Les voies de résistance à la castration répondent à la physiologie du signal androgénique et l’on peut décrire trois voies de résistance : des altérations géniques sont susceptibles de modifier le site de liaison des récepteurs aux androgènes (RA), la mise en jeu de corépresseurs ou co-activateurs tels que des protéines de signal ou des oncogènes peut en modifier l’activité. Des voies de signalisation alternatives peuvent court-circuiter celles du RA. Ces différentes voies montrent qu’il existe des situations de résistance à la castration avec ou sans surexpression du RA, même si le rôle de ce récepteur est dans tous les cas décisif pour comprendre cette situation clinique et les traitements qui en résultent.


Physiologie du RA


La classique voie des androgènes circulants commence par un franchissement libre et passif de la membrane cytoplasmique par la testostérone qui est alors réduite en déhydrotestostérone (DHT) par l’une ou l’autre des deux formes principales de la 5-alpha-réductase. La DHT, qui est la forme active de la testostérone, se lie au RA qui est un complexe cytoplasmique solidaire du cytosquelette cellulaire. La DHT (ou tout autre ligand) peut se lier au Ligand Binding Domain du RA et provoquer la libération d’une protéine de choc thermique. La forme du RA est ainsi remodelée et le récepteur activé se libère du cytosquelette pour réaliser une translocation nucléaire.
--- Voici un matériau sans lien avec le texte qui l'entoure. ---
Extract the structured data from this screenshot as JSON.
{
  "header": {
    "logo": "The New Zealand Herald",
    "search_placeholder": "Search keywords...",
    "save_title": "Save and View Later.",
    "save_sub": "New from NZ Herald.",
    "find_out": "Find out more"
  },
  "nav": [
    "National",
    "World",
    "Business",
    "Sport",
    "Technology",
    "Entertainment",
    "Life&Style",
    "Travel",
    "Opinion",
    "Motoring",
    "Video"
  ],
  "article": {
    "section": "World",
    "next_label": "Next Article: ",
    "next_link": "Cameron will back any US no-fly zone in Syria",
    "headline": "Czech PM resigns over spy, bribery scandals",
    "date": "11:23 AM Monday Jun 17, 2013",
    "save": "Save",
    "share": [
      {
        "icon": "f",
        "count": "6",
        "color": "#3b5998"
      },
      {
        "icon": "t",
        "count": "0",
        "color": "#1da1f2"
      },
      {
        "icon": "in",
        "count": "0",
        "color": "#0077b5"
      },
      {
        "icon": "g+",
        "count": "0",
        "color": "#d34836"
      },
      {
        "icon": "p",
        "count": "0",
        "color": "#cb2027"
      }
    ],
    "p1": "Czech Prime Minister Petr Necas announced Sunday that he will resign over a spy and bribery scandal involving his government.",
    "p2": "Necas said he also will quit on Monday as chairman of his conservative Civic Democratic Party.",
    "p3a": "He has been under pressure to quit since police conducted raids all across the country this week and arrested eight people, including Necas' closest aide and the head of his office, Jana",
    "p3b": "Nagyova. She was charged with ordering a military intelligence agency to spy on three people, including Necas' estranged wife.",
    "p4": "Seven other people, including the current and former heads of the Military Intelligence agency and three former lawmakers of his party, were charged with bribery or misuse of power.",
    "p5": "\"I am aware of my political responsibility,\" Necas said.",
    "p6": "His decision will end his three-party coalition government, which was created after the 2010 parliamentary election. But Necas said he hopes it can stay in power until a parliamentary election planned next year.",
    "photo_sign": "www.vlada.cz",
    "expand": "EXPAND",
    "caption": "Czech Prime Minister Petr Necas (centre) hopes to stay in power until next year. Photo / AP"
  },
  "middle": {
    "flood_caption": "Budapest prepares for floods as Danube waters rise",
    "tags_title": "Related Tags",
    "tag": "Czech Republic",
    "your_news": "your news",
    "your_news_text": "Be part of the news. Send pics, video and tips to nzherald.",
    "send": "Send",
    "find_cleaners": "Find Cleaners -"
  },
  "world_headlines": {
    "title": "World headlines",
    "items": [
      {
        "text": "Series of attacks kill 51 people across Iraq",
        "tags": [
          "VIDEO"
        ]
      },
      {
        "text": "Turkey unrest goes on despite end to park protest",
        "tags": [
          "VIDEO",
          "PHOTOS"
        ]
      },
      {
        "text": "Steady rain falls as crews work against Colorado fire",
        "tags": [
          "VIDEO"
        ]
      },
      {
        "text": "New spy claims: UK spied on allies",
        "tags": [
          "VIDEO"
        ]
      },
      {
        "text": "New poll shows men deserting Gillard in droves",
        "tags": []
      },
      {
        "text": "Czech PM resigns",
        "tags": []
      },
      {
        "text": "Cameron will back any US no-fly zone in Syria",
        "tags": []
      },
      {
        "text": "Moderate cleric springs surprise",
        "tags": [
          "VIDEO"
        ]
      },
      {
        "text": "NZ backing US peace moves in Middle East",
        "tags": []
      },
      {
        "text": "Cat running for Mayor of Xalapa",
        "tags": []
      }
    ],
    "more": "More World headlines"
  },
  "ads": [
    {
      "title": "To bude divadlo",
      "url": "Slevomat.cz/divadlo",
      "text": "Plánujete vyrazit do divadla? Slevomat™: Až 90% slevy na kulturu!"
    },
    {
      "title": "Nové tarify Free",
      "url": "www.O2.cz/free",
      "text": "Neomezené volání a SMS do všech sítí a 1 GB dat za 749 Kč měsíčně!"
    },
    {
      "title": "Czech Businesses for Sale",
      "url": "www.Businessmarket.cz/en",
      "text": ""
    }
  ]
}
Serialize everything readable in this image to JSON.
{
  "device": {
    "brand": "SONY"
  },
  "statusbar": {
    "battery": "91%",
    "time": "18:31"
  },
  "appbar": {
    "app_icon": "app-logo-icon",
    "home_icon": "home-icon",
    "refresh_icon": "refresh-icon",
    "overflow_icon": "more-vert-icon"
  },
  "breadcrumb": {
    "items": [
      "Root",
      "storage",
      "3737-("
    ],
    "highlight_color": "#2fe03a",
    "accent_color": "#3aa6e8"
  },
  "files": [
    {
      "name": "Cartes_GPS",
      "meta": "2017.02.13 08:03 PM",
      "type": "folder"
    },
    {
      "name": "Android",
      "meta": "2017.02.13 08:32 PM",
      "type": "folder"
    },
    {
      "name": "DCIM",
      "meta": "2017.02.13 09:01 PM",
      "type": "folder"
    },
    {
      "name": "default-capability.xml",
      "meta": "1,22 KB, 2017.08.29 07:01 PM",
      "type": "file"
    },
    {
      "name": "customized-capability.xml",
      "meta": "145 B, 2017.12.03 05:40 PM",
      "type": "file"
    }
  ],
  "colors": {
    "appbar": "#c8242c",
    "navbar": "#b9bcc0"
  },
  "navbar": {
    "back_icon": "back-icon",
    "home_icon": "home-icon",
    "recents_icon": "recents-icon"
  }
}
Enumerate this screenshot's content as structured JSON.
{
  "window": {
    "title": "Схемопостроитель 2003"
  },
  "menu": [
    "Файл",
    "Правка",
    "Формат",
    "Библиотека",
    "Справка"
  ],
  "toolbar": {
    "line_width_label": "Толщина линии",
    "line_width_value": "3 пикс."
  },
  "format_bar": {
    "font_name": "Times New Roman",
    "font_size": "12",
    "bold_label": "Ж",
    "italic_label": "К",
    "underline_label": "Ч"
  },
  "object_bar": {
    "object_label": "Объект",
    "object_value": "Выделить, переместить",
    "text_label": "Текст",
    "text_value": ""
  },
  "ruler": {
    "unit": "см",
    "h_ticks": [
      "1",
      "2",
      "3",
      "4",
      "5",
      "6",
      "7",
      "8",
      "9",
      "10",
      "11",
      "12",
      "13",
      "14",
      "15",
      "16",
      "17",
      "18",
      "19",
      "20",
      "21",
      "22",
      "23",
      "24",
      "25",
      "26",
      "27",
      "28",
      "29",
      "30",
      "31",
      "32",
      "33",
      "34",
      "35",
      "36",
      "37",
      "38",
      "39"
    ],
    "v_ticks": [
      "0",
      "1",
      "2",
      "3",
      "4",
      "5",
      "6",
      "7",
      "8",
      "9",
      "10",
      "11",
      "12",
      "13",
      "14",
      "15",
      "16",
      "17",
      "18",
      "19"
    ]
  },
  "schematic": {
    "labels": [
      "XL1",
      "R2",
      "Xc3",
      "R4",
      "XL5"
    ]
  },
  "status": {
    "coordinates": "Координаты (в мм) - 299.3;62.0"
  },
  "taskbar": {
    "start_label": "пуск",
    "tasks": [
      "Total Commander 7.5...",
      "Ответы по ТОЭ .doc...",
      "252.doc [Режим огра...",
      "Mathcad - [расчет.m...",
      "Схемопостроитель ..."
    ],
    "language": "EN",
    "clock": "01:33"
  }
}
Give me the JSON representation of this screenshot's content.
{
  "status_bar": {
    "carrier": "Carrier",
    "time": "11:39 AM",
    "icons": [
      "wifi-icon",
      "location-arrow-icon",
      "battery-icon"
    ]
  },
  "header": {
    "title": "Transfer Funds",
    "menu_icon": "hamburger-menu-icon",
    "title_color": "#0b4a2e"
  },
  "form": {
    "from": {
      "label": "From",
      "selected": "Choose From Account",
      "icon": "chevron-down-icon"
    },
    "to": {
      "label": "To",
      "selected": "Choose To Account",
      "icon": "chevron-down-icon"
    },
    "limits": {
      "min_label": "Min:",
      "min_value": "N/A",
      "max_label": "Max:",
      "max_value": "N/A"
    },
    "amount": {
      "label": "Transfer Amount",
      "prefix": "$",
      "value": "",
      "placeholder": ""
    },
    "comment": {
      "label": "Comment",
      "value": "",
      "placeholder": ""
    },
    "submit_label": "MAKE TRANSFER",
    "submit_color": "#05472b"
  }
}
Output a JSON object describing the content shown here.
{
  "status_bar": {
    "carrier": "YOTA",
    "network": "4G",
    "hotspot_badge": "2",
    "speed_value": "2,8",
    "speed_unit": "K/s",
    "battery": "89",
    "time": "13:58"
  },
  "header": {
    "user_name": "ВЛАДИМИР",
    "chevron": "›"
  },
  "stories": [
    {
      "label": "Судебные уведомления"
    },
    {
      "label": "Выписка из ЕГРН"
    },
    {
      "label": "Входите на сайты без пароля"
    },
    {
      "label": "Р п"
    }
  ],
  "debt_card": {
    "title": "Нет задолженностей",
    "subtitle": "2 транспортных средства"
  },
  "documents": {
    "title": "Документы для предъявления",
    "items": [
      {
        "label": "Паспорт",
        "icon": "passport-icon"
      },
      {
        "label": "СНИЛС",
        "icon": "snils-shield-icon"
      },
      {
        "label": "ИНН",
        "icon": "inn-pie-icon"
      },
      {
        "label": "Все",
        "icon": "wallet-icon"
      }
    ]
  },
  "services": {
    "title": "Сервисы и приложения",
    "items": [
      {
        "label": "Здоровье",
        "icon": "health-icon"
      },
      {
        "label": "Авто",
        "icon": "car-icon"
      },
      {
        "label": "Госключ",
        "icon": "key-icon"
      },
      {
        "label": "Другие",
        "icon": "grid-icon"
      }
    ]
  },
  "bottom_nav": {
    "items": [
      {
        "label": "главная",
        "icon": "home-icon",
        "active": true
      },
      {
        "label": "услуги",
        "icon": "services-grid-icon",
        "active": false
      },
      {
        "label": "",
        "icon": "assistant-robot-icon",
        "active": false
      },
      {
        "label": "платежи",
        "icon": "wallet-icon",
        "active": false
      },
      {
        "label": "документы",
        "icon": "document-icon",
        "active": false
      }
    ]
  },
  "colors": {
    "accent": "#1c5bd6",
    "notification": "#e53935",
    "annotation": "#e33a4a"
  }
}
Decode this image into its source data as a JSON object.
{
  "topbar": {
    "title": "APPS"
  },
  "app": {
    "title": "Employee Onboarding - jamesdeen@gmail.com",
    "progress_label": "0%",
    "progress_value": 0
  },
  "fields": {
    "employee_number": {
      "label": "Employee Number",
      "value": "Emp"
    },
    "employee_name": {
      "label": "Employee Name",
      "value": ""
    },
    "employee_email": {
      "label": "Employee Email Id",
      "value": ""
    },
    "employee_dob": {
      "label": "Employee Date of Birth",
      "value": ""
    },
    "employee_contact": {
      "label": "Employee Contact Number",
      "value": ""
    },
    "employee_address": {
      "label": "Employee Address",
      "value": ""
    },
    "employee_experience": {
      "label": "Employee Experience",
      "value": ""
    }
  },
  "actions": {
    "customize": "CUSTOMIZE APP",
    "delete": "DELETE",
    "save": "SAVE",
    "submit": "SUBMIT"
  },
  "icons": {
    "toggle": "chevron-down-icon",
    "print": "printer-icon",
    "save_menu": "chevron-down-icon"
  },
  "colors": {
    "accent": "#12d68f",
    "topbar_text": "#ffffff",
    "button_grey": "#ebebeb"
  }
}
Dans le noyau cellulaire, il y a dimérisation des RA homologues qui recrutent des co-activateurs et « écartent » des co-répresseurs, et se lient à l’ADN en des sites dits d’ARE (Androgen Response Element) pour jouer un rôle de facteur de transcription et permettre la synthèse de protéines qui sont donc dépendantes des androgènes [1]. Il existe donc dans cette cascade moléculaire plusieurs sites de régulation de l’androgéno-synthèse : la conformation tridimensionnelle du RA, la liaison à l’ADN, la présence de co-activateurs ou de corépresseurs nucléaires.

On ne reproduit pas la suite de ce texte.